The continued success of business parks lies in creating sustainable developments alongside regenerated city centres in order to satisfy local authorities and occupiers.
So says the Birmingham-based national head of business parks at GVA Grimley, Carl Potter.
His comments come at a time when demand for business park space remains strong since in many case they are the only buildings big enough to accommodate footloose occupiers with lots of staff.
Mr Potter says: "Planning authorities have naturally put an emphasis on restricting the development of greenfield sites and reducing car parking ratios to tackle the environmental and congestion-related concerns that many UK cities suffer from.
"At the same time, the rise of business parks since the mid-80s has attracted enormous levels of inward investment since they offer a universal format and significant new employment opportunities.
"In order to ensure that the future of business parks remains bright, and in line with the expectations of local authorities, developers are increasingly looking for more sustainable sites, reflecting a change in the nature of business park locations and style.

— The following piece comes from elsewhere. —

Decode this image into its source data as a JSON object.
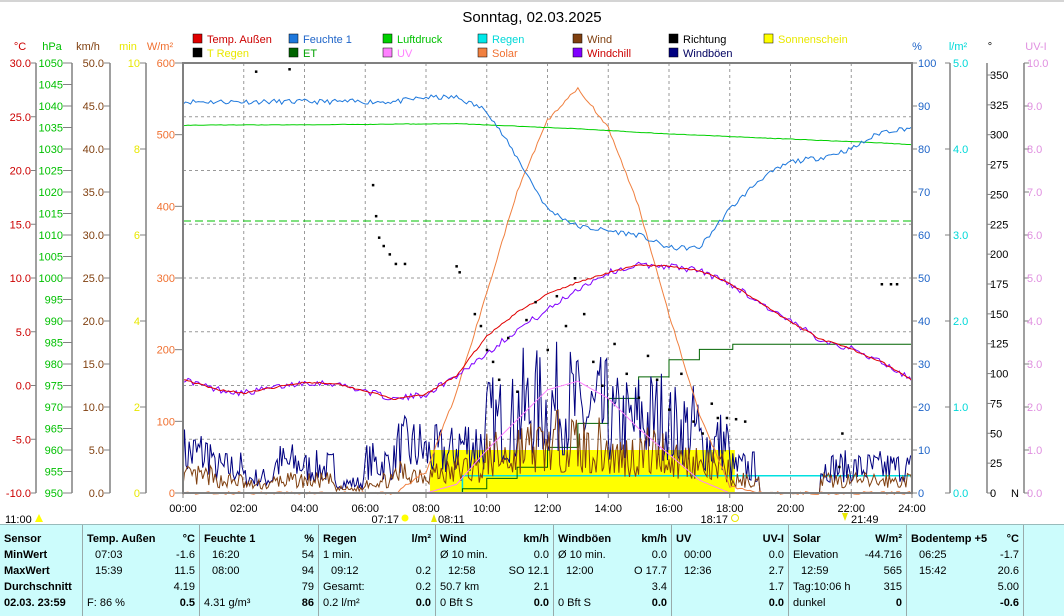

"Instead of looking at sites where the provision of high levels of car parking is a priority, developers are searching for sites that benefit from good quality public transport links, often on the fringe of towns and cities, forming a seamless extension of urban areas.
"Environmental concerns are key, with a new focus on reduced power requirements for air-conditioning systems and a preference for naturally ventilated cooling solutions.
"Attention must be paid to designing more productive workspace plans and providing quality lifestyle amenities for staff including health and leisure facilities as well as shared conferencing, lecturing and research space."
GVA Grimley publishes its National Business Parks Review twice a year, analysing the performance of the UK's 300 largest business parks. Mr Potter says: "The latest business parks review for spring 2003 highlights the sustained increase in take-up on UK parks over the last six months.
"Though the technology sector has suffered, others such as the public sector are performing well and take-up of space over the final half of last year increased by 13 per cent across the UK.
"The Midlands region in particular has seen a number of significant transactions of more than 108,000 sq ft including National Grid Transco's acquisition of 204,000 sq ft at Warwick Technology Park.
"It is clear that organisations still look to business parks to satisfy requirements for sizeable transactions, designed to accommodate tenants with high employee levels.
"Ultimately, the adaptable nature of business parks has meant that responding to changes in demand, and environmental concerns, has been swift and effective.
"The new blueprint for business parks - environmentally efficient parks developed on brownfield sites situated closer to urban areas with good public transport links - is now in place, and is set to secure a very bright future for the sector indeed."